Jerusalem had a spring, the Gihon or "gusher," which is located today in an opening just beneath the floor of the Kidron Valley. (The Kidron was 30 to 60 feet deeper in David's time.) The Gihon can supply about 2500 people.

Why wasn't the original city on a higher hill? The answer, of course, is the spring. But that is not all. The hill had to be small enough so that the number of soldiers produced by the population would suffice to defend its wall.

Here is a view from the west:
 
Jerusalem from the west

Some hold that Jerusalem was a tiny village in the time of David and Solomon. Yet the city was already important enough 800 years before David to attract an Egyptian curse in the Execration Texts.

What made this first Jerusalem important? The answer includes two factors.

First, on its north side begins a plateau (10 miles south-to-north by 4 miles east-to-west). Since most of it belonged to the tribe of Benjamin, we can call it the Benjamin Plateau. The southernmost good link road between the international trade routes here met the only north-south route in the central highlands.
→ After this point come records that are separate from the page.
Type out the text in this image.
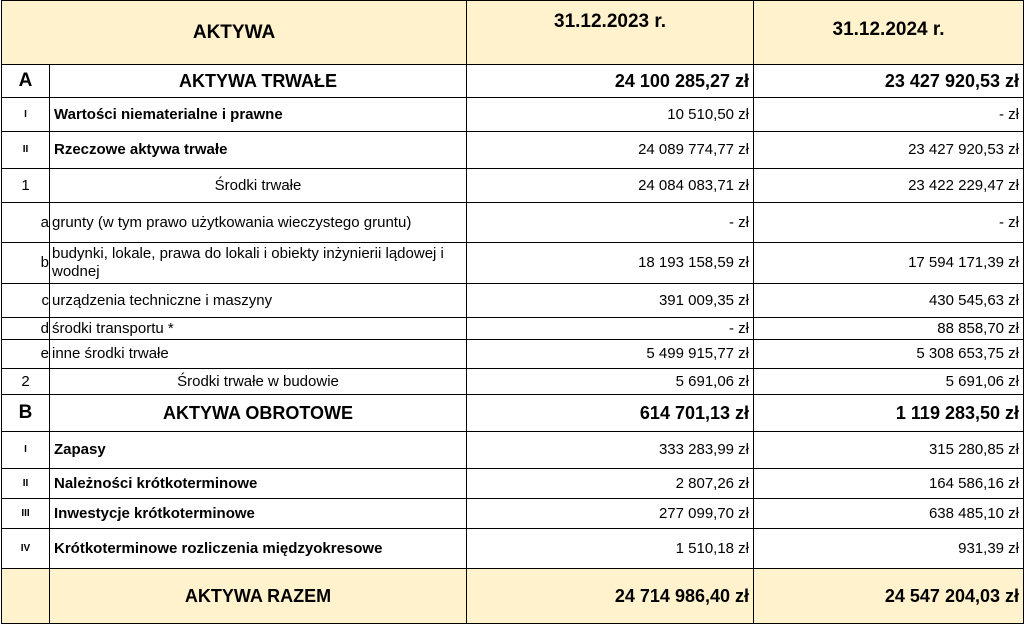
AKTYWA		31.12.2023 r.	31.12.2024 r.
A	AKTYWA TRWAŁE	24 100 285,27 zł	23 427 920,53 zł
I	Wartości niematerialne i prawne	10 510,50 zł	- zł
II	Rzeczowe aktywa trwałe	24 089 774,77 zł	23 427 920,53 zł
1	Środki trwałe	24 084 083,71 zł	23 422 229,47 zł
a	grunty (w tym prawo użytkowania wieczystego gruntu)	- zł	- zł
b	budynki, lokale, prawa do lokali i obiekty inżynierii lądowej i wodnej	18 193 158,59 zł	17 594 171,39 zł
c	urządzenia techniczne i maszyny	391 009,35 zł	430 545,63 zł
d	środki transportu *	- zł	88 858,70 zł
e	inne środki trwałe	5 499 915,77 zł	5 308 653,75 zł
2	Środki trwałe w budowie	5 691,06 zł	5 691,06 zł
B	AKTYWA OBROTOWE	614 701,13 zł	1 119 283,50 zł
I	Zapasy	333 283,99 zł	315 280,85 zł
II	Należności krótkoterminowe	2 807,26 zł	164 586,16 zł
III	Inwestycje krótkoterminowe	277 099,70 zł	638 485,10 zł
IV	Krótkoterminowe rozliczenia międzyokresowe	1 510,18 zł	931,39 zł
	AKTYWA RAZEM	24 714 986,40 zł	24 547 204,03 zł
This road used an unbroken ridge (rare in these parts), ascending from the west through the Beth Horons toward Gibeon on the plateau, then descending to Jericho and crossing the Jordan to Heshbon on the King's Highway.

Crucial Junction at the


The photograph (right)  shows the western part of the ridge road.

Armies coming from the west to attack Jerusalem tended to take this unbroken road, reaching the plateau and turning south: for example, the Seleucids on their second attempt to squash the Maccabean revolt, the Romans under Cestius Gallus, the Crusaders, and the British in 1917. 
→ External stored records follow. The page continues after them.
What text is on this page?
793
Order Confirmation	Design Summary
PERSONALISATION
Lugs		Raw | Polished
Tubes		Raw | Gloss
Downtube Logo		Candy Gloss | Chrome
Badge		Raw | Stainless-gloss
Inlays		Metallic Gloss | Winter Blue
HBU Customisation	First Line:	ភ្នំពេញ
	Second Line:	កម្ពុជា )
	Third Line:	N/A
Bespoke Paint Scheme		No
Now we come to the second reason for Jerusalem's early importance. Many cities enjoyed the commercial advantages of the junction at the central Benjamin plateau: Bethel, Beeroth, Mizpeh, Rama, Gibeon, Gibeah, while Jerusalem clung to its southern edge. But although these other towns were closer to the intersection, only Jerusalem had deep valleys for defense, as we have seen. (Perhaps, for this reason, it remained independent of the Israelite tribes until the arrival of David.)
fr_n_sam_gibeon.jpg
Jerusalem's access to the Benjamin plateau, combined with its defensibility, were among the factors that led David to make it his capital.

David had other reasons too for choosing Jerusalem as his capital:

After the death of Saul, the whole land was exposed to the Philistines. David, chief of a warrior band, went up to Hebron and ruled Judah. Hebron is ideally situated for controlling the southern quarter of the central highlands, but no more than that. According to 2 Samuel 5: 1-3, after seven years, in response to the Philistine threat, the other tribes asked David to rule over them. Hebron would not be suitable as a capital for such an expanded kingdom: it lay too far south, and its connection with the north was tenuous. Now David cast his eye on Jerusalem: it bordered his home tribe of Judah, and it  gave him access to the  Benjamin plateau. From here he could connect to all points.

In addition, Jerusalem was a Jebusite city: it did not already belong to any Israelite tribe, and none would have reason for envy.

So David conquered Jerusalem and made it his capital. Solomon built the Temple there. This was destroyed by the Babylonians in 586 BC but restored 70 years later by returning Jewish exiles. In 23 BC, Herod began to rebuild it in grander style. To this city and its Temple Jesus made pilgrimage around 30 AD, followed by the many pilgrims who came in his footsteps starting 250 years later. Several centuries after that, Muslims identified Jerusalem as the place of Muhammad's ascent into heaven. All these traditions have led to the growth of the metropolis that we see before us today.